WE CAN all mutter phrases from Keats's Ode to Autumn and Ode to a Nightingale, but how many of us know the context in which they were written? This imaginatively constructed selection from Keats's letters works both as a biography and a showcase for his poems, most of which he sent to friends and relations in the body of a letter. It also tells the pathetic story of his jealous passion for Fanny Brawne, and of the onset of the tuberculosis which would kill him at the age of 26. Samuel West's reading conveys both Keats's grandeur and his petulance.
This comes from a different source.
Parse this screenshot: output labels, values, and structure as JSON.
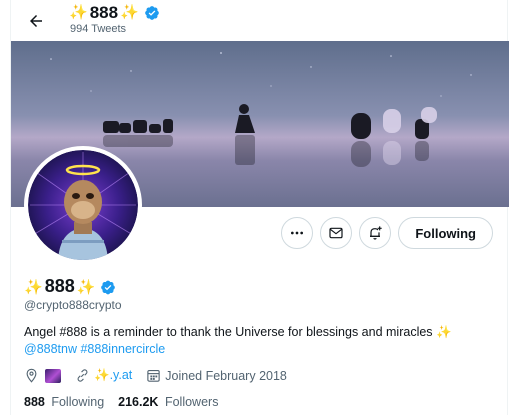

Includes booklet with the text of all the poems read, and markers for the CD version.

A Man in Full

Read by Peter Marinker

Isis, unabridged, c30hrs, pounds 25.99

THE GROWING popularity of spoken word in the UK is at last bringing down the cost of uncut books on tape. I'm not going to take back my recommendation earlier this year of the abridgement of Tom Wolfe's A Man in Full, but I have to say that this full-length version is magnificent listening. It tells of the parallel lives of a debt-loaded conglomerate king and an idealistic worker at the bottom of his organisation, and of how, through the unlikely inspiration of the ancient Greek Stoic Epictetus, they both transform their lives. Their stories are the framework for a vast and vivid mirror of the dubious morals - and touching dreams - of Middle America today.